Od "miejskiej legendy" do procesu
Dla wielu był tylko miejską legendą. Historie o młodym mężczyźnie obcinającym kobietom pukle włosów były powtarzane w Łodzi od kilku miesięcy. Dopiero wiosną tego roku okazało się, że "Fryzjer" istnieje naprawdę.
Mężczyzna wpadł, bo na przełomie lutego i marca stracił czujność i dał się nakryć na gorącym uczynku przez zaatakowane pasażerki. Te o wszystkim poinformowały policję. Dzięki ich informacjom, udało się zabezpieczyć fragment monitoringu, na którym widać było poszukiwanego. To był początek końca kariery "fryzjera".
Wyrok w jego sprawie zapadł pierwszego dnia procesu. Za naruszenie nietykalności osobistej trzech kobiet groziło mu rok za kratkami.
- Skazany nie był nigdy skazany, przyznał się do winy i składał wyjaśnienia. Dlatego grzywna będzie odpowiednią karą - sumował sędzia.
"Lubię włosy"
Tuż po zatrzymaniu 28-latka policjanci zabezpieczyli w jego pokoju plecak z kosmetyczką. W środku było kilka pukli włosów w różnych kolorach.
Co na to oskarżony? Przyznał w czasie śledztwa, że "ma słabość do kobiecych włosów". Wyjaśnił, że zawsze chciał być fryzjerem, ale z jego marzeń nic nie wyszło.
Oskarżony mężczyzna przyznał w czasie śledztwa, że w Łodzi zaatakował przynajmniej siedem razy.
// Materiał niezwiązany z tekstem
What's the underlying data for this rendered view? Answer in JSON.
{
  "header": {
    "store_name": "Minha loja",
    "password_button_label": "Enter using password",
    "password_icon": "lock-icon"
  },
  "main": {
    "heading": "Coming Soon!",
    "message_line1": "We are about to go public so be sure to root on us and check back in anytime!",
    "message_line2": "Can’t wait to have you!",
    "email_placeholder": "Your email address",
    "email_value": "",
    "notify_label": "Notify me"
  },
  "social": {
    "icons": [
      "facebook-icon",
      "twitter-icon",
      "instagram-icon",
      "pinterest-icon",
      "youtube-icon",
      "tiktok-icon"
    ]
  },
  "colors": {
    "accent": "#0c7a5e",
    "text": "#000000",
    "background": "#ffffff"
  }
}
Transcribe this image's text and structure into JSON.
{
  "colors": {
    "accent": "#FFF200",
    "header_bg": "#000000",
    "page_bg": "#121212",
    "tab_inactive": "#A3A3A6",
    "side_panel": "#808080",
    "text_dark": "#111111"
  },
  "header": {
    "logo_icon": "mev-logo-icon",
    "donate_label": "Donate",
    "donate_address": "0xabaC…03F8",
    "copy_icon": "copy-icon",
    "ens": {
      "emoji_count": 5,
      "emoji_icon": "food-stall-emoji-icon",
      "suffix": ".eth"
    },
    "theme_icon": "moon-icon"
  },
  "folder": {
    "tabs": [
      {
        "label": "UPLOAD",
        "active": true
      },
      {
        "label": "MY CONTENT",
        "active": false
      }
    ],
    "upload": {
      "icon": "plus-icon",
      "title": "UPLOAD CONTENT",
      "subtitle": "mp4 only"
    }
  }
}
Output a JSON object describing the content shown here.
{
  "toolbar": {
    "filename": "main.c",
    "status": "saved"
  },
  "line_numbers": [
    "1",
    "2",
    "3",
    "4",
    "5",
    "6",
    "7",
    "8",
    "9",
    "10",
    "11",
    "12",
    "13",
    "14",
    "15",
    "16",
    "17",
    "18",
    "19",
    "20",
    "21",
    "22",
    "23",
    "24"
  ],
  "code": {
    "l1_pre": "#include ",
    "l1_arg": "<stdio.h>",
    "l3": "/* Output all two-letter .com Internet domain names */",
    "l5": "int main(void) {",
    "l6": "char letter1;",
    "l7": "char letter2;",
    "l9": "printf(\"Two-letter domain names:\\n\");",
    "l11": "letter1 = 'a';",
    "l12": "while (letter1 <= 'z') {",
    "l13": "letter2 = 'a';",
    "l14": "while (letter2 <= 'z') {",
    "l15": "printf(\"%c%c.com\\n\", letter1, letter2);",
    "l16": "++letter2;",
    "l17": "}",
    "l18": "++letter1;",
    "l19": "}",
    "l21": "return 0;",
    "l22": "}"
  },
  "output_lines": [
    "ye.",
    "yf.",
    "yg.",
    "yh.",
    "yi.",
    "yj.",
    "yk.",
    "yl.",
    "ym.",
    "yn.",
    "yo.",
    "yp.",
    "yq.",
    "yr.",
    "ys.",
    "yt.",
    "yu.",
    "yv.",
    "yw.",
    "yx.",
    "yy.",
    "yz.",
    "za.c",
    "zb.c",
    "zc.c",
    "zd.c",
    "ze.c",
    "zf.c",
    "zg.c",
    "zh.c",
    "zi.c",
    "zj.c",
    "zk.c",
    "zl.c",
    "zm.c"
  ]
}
Wcześniej - jak twierdził - grasował też w Warszawie i Przemyślu.
Mimo apeli śledczych o zgłaszanie się osób poszkodowanych, dokładny bilans poszkodowanych przez "fryzjera" nie jest znany.
Chociaż mężczyzna był oskarżony o przestępstwa ścigane z oskarżenia prywatnego, to jego sprawa toczyła się z urzędu. Taką decyzję podjęli śledczy przez wzgląd na "szczególne okoliczności zdarzeń".
- Na zlecenie prokuratora, mężczyzna poddany został badaniom sądowo – psychiatrycznym. Biegli stwierdzili, że jest w pełni poczytalny - kończy Kopania.